Ricard Lamote de Grignon i Ribas was born in Barcelona in 1899. Son of Joan Lamote de Grignon i Bocquet, the conductor and composer of international renown, who influenced the vocation and education of his only child. He completed his musical education at the Conservatorio del Liceo and the Academia Marshall, both in Barcelona. At the age of 20, he joined the Orquesta Sinfónica de Barcelona and Orquesta del Gran Teatro del Liceo as a cellist. His first composition was the collection of pieces for piano, Engrunes. In 1930 he became the conductor of the Orquesta Sinfónica de Girona and two years later he successfully applied for a post as assistant conductor of the Banda Municipal de Barcelona. The vicissitudes of the Civil War prompted him to move to Valencia where he worked as assistant conductor of the city’s orchestra alongside his father, the orchestra’s founder and conductor. On his return to his hometown, after continuing to compose, he received several music commissions for over twenty films, and a large number of collaborations on radio programmes. Finally, in 1957, he was appointed as assistant conductor of the Orquesta Municipal de Barcelona alongside his good friend, Eduard Toldrà.

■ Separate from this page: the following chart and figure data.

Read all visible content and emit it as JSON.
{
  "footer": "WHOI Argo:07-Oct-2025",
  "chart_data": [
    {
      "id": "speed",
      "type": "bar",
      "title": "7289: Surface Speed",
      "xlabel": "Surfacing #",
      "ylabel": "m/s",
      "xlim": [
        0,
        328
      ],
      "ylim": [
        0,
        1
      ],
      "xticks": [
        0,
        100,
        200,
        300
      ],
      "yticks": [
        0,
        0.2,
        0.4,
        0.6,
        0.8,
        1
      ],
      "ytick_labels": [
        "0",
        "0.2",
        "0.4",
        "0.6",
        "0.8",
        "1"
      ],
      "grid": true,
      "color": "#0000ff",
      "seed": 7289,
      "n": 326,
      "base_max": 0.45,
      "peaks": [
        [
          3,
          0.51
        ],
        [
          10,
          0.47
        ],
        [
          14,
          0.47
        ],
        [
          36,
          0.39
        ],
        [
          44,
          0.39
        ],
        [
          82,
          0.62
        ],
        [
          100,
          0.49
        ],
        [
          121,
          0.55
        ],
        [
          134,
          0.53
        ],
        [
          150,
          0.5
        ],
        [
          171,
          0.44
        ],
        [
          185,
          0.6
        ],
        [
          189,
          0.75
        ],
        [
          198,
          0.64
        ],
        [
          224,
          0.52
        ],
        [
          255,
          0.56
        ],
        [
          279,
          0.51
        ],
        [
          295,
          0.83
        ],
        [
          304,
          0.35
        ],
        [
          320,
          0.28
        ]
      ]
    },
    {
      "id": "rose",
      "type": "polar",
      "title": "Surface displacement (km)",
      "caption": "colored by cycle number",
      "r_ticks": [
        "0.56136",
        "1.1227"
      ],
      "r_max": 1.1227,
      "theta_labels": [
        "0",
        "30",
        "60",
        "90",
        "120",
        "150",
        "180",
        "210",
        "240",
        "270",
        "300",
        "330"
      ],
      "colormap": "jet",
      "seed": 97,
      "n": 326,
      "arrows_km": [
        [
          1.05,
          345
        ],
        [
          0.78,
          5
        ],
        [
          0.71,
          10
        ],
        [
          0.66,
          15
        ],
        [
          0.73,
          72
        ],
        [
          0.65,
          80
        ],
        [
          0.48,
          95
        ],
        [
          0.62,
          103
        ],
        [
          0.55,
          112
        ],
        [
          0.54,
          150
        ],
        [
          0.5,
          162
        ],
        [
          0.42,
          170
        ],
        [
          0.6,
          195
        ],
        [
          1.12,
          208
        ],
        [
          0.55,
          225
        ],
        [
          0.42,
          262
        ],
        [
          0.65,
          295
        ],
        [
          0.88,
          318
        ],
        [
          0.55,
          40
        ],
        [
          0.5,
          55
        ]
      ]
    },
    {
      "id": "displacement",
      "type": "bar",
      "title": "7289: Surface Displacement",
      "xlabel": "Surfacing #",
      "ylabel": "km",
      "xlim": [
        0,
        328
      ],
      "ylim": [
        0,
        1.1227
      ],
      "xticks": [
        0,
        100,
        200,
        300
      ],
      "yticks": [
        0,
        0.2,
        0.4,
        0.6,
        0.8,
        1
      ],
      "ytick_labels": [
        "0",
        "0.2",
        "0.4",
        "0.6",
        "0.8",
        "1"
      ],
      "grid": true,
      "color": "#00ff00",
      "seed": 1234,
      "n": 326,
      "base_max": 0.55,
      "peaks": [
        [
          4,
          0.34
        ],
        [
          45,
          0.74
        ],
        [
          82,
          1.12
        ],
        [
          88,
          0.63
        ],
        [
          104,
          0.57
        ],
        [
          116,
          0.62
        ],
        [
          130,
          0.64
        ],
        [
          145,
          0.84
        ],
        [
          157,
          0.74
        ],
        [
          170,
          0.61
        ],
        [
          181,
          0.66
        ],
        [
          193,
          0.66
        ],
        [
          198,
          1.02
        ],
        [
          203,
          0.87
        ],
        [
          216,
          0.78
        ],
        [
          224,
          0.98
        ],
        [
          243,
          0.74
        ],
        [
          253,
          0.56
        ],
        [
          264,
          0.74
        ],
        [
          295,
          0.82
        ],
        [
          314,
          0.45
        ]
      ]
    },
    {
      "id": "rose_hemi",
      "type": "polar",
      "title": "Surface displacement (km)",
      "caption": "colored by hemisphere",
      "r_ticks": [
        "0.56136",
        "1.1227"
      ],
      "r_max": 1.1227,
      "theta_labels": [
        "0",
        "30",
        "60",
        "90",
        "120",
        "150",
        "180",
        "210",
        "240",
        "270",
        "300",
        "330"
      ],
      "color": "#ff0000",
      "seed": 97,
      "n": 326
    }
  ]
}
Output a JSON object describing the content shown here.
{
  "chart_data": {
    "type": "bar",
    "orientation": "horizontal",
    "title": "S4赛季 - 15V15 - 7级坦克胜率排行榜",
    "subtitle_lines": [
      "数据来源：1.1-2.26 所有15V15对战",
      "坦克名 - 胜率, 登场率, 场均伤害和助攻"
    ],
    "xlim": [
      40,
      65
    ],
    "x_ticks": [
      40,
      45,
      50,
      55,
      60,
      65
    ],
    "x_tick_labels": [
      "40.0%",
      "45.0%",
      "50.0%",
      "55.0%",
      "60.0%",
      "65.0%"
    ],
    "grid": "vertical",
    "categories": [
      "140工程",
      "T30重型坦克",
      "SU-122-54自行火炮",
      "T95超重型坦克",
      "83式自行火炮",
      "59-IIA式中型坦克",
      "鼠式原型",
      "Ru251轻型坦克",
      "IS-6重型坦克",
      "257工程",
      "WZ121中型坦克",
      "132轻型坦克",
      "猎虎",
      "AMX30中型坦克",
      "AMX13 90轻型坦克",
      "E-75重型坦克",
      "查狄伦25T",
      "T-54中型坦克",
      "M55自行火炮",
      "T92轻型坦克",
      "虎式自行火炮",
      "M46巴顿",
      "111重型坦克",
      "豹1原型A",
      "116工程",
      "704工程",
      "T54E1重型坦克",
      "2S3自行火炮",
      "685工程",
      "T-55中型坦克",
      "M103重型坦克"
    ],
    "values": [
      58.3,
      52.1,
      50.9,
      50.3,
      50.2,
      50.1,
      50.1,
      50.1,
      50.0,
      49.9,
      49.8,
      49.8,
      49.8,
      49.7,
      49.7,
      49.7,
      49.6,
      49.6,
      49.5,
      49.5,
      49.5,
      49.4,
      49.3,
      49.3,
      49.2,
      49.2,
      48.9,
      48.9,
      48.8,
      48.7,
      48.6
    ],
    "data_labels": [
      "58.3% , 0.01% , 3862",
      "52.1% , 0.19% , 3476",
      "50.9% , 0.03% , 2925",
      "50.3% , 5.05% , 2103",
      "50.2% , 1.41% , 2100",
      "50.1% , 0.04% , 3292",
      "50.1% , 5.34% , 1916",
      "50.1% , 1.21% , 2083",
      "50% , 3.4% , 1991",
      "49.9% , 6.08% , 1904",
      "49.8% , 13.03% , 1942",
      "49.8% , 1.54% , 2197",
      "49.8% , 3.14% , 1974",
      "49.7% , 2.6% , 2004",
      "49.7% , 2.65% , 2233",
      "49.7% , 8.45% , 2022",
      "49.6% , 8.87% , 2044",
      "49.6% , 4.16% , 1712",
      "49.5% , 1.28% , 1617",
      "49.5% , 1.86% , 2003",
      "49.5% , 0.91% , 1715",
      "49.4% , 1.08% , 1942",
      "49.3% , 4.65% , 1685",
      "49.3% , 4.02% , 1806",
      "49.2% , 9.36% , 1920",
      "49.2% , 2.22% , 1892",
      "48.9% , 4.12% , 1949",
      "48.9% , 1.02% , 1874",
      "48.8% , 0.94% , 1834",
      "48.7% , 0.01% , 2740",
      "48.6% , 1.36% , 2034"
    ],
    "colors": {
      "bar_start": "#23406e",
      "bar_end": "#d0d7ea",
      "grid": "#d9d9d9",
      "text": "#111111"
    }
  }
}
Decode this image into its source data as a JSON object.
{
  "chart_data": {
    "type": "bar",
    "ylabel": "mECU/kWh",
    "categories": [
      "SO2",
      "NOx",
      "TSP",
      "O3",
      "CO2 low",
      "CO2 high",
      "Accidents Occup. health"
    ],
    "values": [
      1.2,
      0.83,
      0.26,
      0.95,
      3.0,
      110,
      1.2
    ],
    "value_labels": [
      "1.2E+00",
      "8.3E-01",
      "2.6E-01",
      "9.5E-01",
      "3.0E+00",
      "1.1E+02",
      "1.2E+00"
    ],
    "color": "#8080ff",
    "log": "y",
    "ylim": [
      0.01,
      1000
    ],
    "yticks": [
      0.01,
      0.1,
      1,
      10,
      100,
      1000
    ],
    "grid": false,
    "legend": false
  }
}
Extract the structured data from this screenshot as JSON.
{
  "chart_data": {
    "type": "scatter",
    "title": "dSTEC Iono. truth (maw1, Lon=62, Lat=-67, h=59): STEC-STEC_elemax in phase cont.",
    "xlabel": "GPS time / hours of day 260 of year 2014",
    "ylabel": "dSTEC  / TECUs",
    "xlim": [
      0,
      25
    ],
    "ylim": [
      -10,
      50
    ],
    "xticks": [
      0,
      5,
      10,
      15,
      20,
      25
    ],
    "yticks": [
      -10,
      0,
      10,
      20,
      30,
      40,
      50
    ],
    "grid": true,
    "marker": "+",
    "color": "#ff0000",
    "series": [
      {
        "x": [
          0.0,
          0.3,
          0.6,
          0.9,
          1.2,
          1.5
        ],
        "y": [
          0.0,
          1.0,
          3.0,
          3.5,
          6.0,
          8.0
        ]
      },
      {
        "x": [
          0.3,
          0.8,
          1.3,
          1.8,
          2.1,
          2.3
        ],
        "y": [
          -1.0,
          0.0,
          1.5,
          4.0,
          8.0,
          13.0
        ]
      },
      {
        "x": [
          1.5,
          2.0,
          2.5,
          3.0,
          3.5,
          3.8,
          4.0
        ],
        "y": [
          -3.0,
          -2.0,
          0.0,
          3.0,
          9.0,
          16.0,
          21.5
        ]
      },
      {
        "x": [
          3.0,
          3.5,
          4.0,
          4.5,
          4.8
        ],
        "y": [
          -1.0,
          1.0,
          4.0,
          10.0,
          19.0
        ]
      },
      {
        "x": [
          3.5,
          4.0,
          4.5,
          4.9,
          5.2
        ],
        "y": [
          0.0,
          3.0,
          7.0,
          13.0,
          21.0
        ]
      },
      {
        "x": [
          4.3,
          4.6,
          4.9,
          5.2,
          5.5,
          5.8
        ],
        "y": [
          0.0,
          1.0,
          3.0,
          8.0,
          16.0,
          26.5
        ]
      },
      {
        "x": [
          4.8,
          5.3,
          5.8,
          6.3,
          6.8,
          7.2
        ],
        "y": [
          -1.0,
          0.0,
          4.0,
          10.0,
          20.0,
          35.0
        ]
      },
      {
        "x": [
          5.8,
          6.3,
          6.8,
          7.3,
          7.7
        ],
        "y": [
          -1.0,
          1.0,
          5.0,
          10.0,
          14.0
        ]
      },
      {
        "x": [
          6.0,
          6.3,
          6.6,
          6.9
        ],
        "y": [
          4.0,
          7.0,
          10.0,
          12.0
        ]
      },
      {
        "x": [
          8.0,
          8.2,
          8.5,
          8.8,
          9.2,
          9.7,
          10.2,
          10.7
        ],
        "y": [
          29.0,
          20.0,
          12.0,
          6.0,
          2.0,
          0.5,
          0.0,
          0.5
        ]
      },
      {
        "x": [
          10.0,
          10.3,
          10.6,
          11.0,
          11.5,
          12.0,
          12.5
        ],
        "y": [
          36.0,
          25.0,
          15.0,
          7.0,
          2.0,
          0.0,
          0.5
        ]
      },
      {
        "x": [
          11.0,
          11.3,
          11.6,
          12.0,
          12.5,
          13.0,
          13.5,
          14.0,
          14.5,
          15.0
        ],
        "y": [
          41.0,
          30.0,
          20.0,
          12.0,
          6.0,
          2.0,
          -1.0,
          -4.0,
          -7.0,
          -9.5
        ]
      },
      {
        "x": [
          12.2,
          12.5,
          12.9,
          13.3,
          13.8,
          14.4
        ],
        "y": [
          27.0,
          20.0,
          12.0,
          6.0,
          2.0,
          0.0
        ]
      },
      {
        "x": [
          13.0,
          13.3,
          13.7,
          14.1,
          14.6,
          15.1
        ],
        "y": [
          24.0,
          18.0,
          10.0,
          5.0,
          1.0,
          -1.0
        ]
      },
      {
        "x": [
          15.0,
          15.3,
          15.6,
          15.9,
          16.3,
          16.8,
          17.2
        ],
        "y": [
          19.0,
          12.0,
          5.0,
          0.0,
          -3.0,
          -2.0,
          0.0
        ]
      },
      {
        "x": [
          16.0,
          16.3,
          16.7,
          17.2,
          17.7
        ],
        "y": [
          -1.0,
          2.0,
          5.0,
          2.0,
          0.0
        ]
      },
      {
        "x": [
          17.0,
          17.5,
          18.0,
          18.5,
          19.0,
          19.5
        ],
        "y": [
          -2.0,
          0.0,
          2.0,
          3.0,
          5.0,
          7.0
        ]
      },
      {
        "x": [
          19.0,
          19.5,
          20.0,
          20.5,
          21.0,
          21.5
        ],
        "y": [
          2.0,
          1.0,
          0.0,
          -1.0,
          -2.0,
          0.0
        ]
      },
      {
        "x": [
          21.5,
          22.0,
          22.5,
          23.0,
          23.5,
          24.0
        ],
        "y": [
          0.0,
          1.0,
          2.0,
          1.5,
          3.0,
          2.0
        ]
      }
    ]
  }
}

His work consists basically of symphonic works like Facècia (1936) which was awarded the Juli Garreta prize in 1938, Dos Petits Poemes, Cartell Simfònic (1936), Tres Sonates del Pare Soler or Simfonia Catalana (1950), among others, and Concierto Mágico, music for the film of the same name and Tríptico de la Piel de Toro, for both piano and orchestra. Ballets like El Rusc, first performed at the Gran Teatro del Liceo, Somnis (1929) or Un Prat, dedicated to his “father and maestro” and Divertiment (1936) for symphonic jazz orchestra. Large-scale operas like La Cabeza del Dragón (1939), first performed in 1959, with libretto by Valle-Inclán, and chamber operas like Le Petit Chaperon Vert, with French text by Marià Camí, or Màgia, whose libretto he wrote himself, first performed in 1952, and a children’s opera, La Flor, which premiered in 1934 and was performed again on several occasions. The symphonic poem Enigmes won the Premio Ciutat de Barcelona in 1950, as did his posthumous work El Càntic dels Càntics, completed before his death in 1962. His vocal music included works for voice and piano on poems by Carner and Maragall, among others, and choral pieces like Romance del Caballero, and the harmonisation of traditional songs. He also wrote small works for piano and several pieces for different instrumental ensembles like Toccata, which was awarded the Premio Santa Llúcia, 1957 de Juventudes Musicales, the work Goya, Six unpleasant pieces for ten soloists, and a series of pieces for different wind ensembles entitled Miniatures, designed as pre-rehearsal exercises for the instrumentalists of the Orquesta de Valencia.